Responsible Research and Innovation


Responsible Research and Innovation is a term used by the European Union's Framework Programmes to describe scientific research and technological development processes that take into account effects and potential impacts on the environment and society. It gained visibility around the year 2010, arising from predecessors including "ELSA" studies prompted by the Human Genome Project. Various slightly different definitions of RRI emerged, but all of them agree that societal challenges should be a primary focus of scientific research, and moreover they agree upon the methods by which that goal should be achieved. RRI involves holding research to high ethical standards, ensuring gender equality in the scientific community, investing policy-makers with the responsibility to avoid harmful effects of innovation, engaging the communities affected by innovation and ensuring that they have the knowledge necessary to understand the implications by furthering science education and Open Access. Organizations that adopted the RRI terminology include the Engineering and Physical Sciences Research Council and the Netherlands Organization for Scientific Research, the latter of which incorporated the language of RRI into their pre-existing program for funding "Societally Responsible Innovating".
"Horizon 2020", the European Commission's program for science funding announced in 2013, made RRI a main focus. In 2014, it was suggested that the "broader impacts" criteria of the National Science Foundation were, despite certain dissimilarities, in effect coming to resemble RRI standards.

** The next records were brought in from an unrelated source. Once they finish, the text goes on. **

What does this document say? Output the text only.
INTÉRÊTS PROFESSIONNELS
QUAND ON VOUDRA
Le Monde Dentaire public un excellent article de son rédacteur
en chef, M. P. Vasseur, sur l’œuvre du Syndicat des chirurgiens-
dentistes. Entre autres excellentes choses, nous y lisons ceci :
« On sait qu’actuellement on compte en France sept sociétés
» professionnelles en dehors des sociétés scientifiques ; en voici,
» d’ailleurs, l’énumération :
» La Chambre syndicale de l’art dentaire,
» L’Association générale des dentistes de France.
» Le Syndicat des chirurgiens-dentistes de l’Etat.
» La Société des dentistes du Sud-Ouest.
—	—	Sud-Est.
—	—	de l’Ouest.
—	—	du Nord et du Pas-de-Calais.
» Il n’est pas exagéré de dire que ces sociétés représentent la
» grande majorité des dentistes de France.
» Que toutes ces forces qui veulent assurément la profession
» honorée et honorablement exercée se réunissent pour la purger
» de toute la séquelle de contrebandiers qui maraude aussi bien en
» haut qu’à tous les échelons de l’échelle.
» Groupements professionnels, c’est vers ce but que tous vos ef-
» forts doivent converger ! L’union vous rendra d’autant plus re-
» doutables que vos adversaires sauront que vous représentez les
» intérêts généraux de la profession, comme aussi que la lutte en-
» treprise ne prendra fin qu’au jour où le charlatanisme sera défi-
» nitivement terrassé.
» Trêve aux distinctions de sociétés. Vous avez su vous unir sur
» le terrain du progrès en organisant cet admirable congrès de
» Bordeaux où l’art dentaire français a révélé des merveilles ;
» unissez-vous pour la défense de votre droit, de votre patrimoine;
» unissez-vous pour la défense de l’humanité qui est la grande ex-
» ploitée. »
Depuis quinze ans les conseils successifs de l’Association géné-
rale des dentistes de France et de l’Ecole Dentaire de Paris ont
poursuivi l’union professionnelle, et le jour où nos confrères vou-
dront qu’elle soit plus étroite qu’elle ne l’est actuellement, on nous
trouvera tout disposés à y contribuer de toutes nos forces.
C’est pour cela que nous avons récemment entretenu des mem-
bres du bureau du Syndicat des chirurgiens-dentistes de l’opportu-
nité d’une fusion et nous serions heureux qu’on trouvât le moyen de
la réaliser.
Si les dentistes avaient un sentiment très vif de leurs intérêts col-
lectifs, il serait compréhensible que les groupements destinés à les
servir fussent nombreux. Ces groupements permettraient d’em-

One area in which RRI principles are being applied is quantum computing. A research collaboration led by Oxford University within the UK National Quantum Technologies Programme aims to reveal how quantum computing can be socially and economically transformative, and to identify the potential downsides of the "disruption" it might bring about.
Among the criticisms voiced about RRI, prominent concerns include the vagueness of the terminology, the possibility of discouraging blue skies research and the lack of sufficient practical reward for embracing RRI in a research culture based on competition and short-term contracts.